Сухинов пыхтел цигаркой, недовольно ворчал:

– Красиво говоришь, Вениамин. Жаль, царишка Николай тебя не слышит. Ему бы понравилось. От твоих речей за версту несет смирением.

– Что тебе дался царь, Иван? Разве в нем дело?

– То и дался, что подлец. Вы как хотите, а я тут в норе долго сидеть не намерен.

– Что ты задумал, Сухинов, опомнись!

– Ничего не задумал. Огляжусь, тогда задумаю. – Приподнялся на локтях, пытаясь во мраке разглядеть лицо Соловьева, сказал вдруг с искренним удивлением: – Неужели вы вправду намерены гнить здесь заживо?! Вениамин! Саша!

После паузы, смущенный упреком, прозвучавшим в голосе товарища, Соловьев нехотя ответил:

– Есть обстоятельства, против которых человек бессилен. Пытаясь что-либо изменить, он тем скорее приближается к гибели. Мы сейчас именно в таких обстоятельствах.

– Вы – но не я! – воскликнул Сухинов. – Запомните, барон, вы – но не я. Меня обстоятельства устраивают вполне. А трус всегда найдет объяснения для бездействия!
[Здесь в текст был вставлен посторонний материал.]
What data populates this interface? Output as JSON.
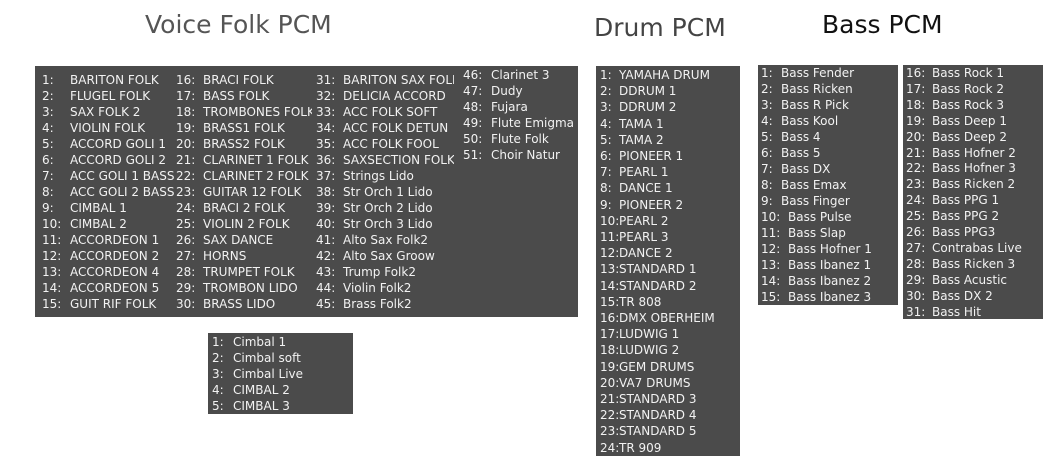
{
  "titles": {
    "voice": "Voice Folk PCM",
    "drum": "Drum PCM",
    "bass": "Bass PCM"
  },
  "colors": {
    "panel": "#4b4b4b",
    "text": "#f2f2f2",
    "voice_title": "#555555",
    "drum_title": "#444444",
    "bass_title": "#111111"
  },
  "voice": [
    {
      "n": "1:",
      "name": "BARITON FOLK"
    },
    {
      "n": "2:",
      "name": "FLUGEL FOLK"
    },
    {
      "n": "3:",
      "name": "SAX FOLK 2"
    },
    {
      "n": "4:",
      "name": "VIOLIN FOLK"
    },
    {
      "n": "5:",
      "name": "ACCORD GOLI 1"
    },
    {
      "n": "6:",
      "name": "ACCORD GOLI 2"
    },
    {
      "n": "7:",
      "name": "ACC GOLI 1 BASS"
    },
    {
      "n": "8:",
      "name": "ACC GOLI 2 BASS"
    },
    {
      "n": "9:",
      "name": "CIMBAL 1"
    },
    {
      "n": "10:",
      "name": "CIMBAL 2"
    },
    {
      "n": "11:",
      "name": "ACCORDEON 1"
    },
    {
      "n": "12:",
      "name": "ACCORDEON 2"
    },
    {
      "n": "13:",
      "name": "ACCORDEON 4"
    },
    {
      "n": "14:",
      "name": "ACCORDEON 5"
    },
    {
      "n": "15:",
      "name": "GUIT RIF FOLK"
    },
    {
      "n": "16:",
      "name": "BRACI FOLK"
    },
    {
      "n": "17:",
      "name": "BASS FOLK"
    },
    {
      "n": "18:",
      "name": "TROMBONES FOLK"
    },
    {
      "n": "19:",
      "name": "BRASS1 FOLK"
    },
    {
      "n": "20:",
      "name": "BRASS2 FOLK"
    },
    {
      "n": "21:",
      "name": "CLARINET 1 FOLK"
    },
    {
      "n": "22:",
      "name": "CLARINET 2 FOLK"
    },
    {
      "n": "23:",
      "name": "GUITAR 12 FOLK"
    },
    {
      "n": "24:",
      "name": "BRACI 2 FOLK"
    },
    {
      "n": "25:",
      "name": "VIOLIN 2 FOLK"
    },
    {
      "n": "26:",
      "name": "SAX DANCE"
    },
    {
      "n": "27:",
      "name": "HORNS"
    },
    {
      "n": "28:",
      "name": "TRUMPET FOLK"
    },
    {
      "n": "29:",
      "name": "TROMBON LIDO"
    },
    {
      "n": "30:",
      "name": "BRASS LIDO"
    },
    {
      "n": "31:",
      "name": "BARITON SAX FOLK"
    },
    {
      "n": "32:",
      "name": "DELICIA ACCORD"
    },
    {
      "n": "33:",
      "name": "ACC FOLK SOFT"
    },
    {
      "n": "34:",
      "name": "ACC FOLK DETUN"
    },
    {
      "n": "35:",
      "name": "ACC FOLK FOOL"
    },
    {
      "n": "36:",
      "name": "SAXSECTION FOLK"
    },
    {
      "n": "37:",
      "name": "Strings Lido"
    },
    {
      "n": "38:",
      "name": "Str Orch 1 Lido"
    },
    {
      "n": "39:",
      "name": "Str Orch 2 Lido"
    },
    {
      "n": "40:",
      "name": "Str Orch 3 Lido"
    },
    {
      "n": "41:",
      "name": "Alto Sax Folk2"
    },
    {
      "n": "42:",
      "name": "Alto Sax Groow"
    },
    {
      "n": "43:",
      "name": "Trump Folk2"
    },
    {
      "n": "44:",
      "name": "Violin Folk2"
    },
    {
      "n": "45:",
      "name": "Brass Folk2"
    },
    {
      "n": "46:",
      "name": "Clarinet 3"
    },
    {
      "n": "47:",
      "name": "Dudy"
    },
    {
      "n": "48:",
      "name": "Fujara"
    },
    {
      "n": "49:",
      "name": "Flute Emigma"
    },
    {
      "n": "50:",
      "name": "Flute Folk"
    },
    {
      "n": "51:",
      "name": "Choir Natur"
    }
  ],
  "cimbal": [
    {
      "n": "1:",
      "name": "Cimbal 1"
    },
    {
      "n": "2:",
      "name": "Cimbal soft"
    },
    {
      "n": "3:",
      "name": "Cimbal Live"
    },
    {
      "n": "4:",
      "name": "CIMBAL 2"
    },
    {
      "n": "5:",
      "name": "CIMBAL 3"
    }
  ],
  "drum": [
    {
      "n": "1:",
      "name": "YAMAHA DRUM"
    },
    {
      "n": "2:",
      "name": "DDRUM 1"
    },
    {
      "n": "3:",
      "name": "DDRUM 2"
    },
    {
      "n": "4:",
      "name": "TAMA 1"
    },
    {
      "n": "5:",
      "name": "TAMA 2"
    },
    {
      "n": "6:",
      "name": "PIONEER 1"
    },
    {
      "n": "7:",
      "name": "PEARL 1"
    },
    {
      "n": "8:",
      "name": "DANCE 1"
    },
    {
      "n": "9:",
      "name": "PIONEER 2"
    },
    {
      "n": "10:",
      "name": "PEARL 2"
    },
    {
      "n": "11:",
      "name": "PEARL 3"
    },
    {
      "n": "12:",
      "name": "DANCE 2"
    },
    {
      "n": "13:",
      "name": "STANDARD 1"
    },
    {
      "n": "14:",
      "name": "STANDARD 2"
    },
    {
      "n": "15:",
      "name": "TR 808"
    },
    {
      "n": "16:",
      "name": "DMX OBERHEIM"
    },
    {
      "n": "17:",
      "name": "LUDWIG 1"
    },
    {
      "n": "18:",
      "name": "LUDWIG 2"
    },
    {
      "n": "19:",
      "name": "GEM DRUMS"
    },
    {
      "n": "20:",
      "name": "VA7 DRUMS"
    },
    {
      "n": "21:",
      "name": "STANDARD 3"
    },
    {
      "n": "22:",
      "name": "STANDARD 4"
    },
    {
      "n": "23:",
      "name": "STANDARD 5"
    },
    {
      "n": "24:",
      "name": "TR 909"
    }
  ],
  "bass": [
    {
      "n": "1:",
      "name": "Bass Fender"
    },
    {
      "n": "2:",
      "name": "Bass Ricken"
    },
    {
      "n": "3:",
      "name": "Bass R Pick"
    },
    {
      "n": "4:",
      "name": "Bass Kool"
    },
    {
      "n": "5:",
      "name": "Bass 4"
    },
    {
      "n": "6:",
      "name": "Bass 5"
    },
    {
      "n": "7:",
      "name": "Bass DX"
    },
    {
      "n": "8:",
      "name": "Bass Emax"
    },
    {
      "n": "9:",
      "name": "Bass Finger"
    },
    {
      "n": "10:",
      "name": "Bass Pulse"
    },
    {
      "n": "11:",
      "name": "Bass Slap"
    },
    {
      "n": "12:",
      "name": "Bass Hofner 1"
    },
    {
      "n": "13:",
      "name": "Bass Ibanez 1"
    },
    {
      "n": "14:",
      "name": "Bass Ibanez 2"
    },
    {
      "n": "15:",
      "name": "Bass Ibanez 3"
    },
    {
      "n": "16:",
      "name": "Bass Rock 1"
    },
    {
      "n": "17:",
      "name": "Bass Rock 2"
    },
    {
      "n": "18:",
      "name": "Bass Rock 3"
    },
    {
      "n": "19:",
      "name": "Bass Deep 1"
    },
    {
      "n": "20:",
      "name": "Bass Deep 2"
    },
    {
      "n": "21:",
      "name": "Bass Hofner 2"
    },
    {
      "n": "22:",
      "name": "Bass Hofner 3"
    },
    {
      "n": "23:",
      "name": "Bass Ricken 2"
    },
    {
      "n": "24:",
      "name": "Bass PPG 1"
    },
    {
      "n": "25:",
      "name": "Bass PPG 2"
    },
    {
      "n": "26:",
      "name": "Bass PPG3"
    },
    {
      "n": "27:",
      "name": "Contrabas Live"
    },
    {
      "n": "28:",
      "name": "Bass Ricken 3"
    },
    {
      "n": "29:",
      "name": "Bass Acustic"
    },
    {
      "n": "30:",
      "name": "Bass DX 2"
    },
    {
      "n": "31:",
      "name": "Bass Hit"
    }
  ]
}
– Как вам угодно, сударь! – сухо бросил Соловьев. Он должен бы был ответить дерзостью на оскорбление Сухинова, но не сделал этого. Предчувствие беды сковало его язык… Много лет спустя он напишет про Сухинова слова, полные любви и восхищения. «Как теперь, смотрю на него: высокий, стройный рост, смуглое, выразительное лицо, глаза быстрые, проницательные; эта задумчивость, даже некоторая суровость в выражении лица – приковывали внимание при первом на него взгляде. Но кто знаком был с Сухиновым, кто знал душу его, тот неохотно с ним расставался…»


Часть третья
ДОРОГА В ВЕЧНОСТЬ

1

Все чаще и отчетливее вспоминались Сухинову картины прошлого: восстание, разгром, бегство. Иногда ему казалось, что он понимает, в чем ошибка и в чем причина поражения. Больше других ему хотелось бы повидать двух людей – светловолосого, всегда так приветливо улыбающегося Кузьмина и Сергея Ивановича. Они оба были ему родными, но как же небрежен и брюзглив он бывал подчас с простосердечным Анастасием и как позорно глух к мудрым истинам, кои пытался ему открыть Муравьев. Да и не один он был глух. Как раз в этом он и видел теперь одну из главных причин столь страшного краха их благородных замыслов. Конечно, в этом. Их много собралось – удалых, поднявшихся на святое дело с открытым сердцем, но незрячих, плохо понимающих, за какую правду готовы они положить головы. Было много говорено красивых слов – «воля народная», «свобода для всех», «смерть во имя отечества», – эти слова были довольно расплывчаты, их туманный смысл легко доходил до сердца, но слабо затрагивал разум.

Сергей Иванович знал больше их и видел дальше их, он не в завтрашний день смотрел, а через годы и потому не спешил. А они, озорные щенята, торопили его, готовы были упрекать чуть ли не в трусости – что мог он один или вдвоем с Бестужевым поделать с их нетерпением, если сошлось так, что, кроме как на них, ему не на кого было опереться в роковые дни. Это они его подвели, а по он их. Впрочем, нет, никто никого не подвел, все они были честны и готовы сражаться, и некого упрекнуть. В том-то и дело.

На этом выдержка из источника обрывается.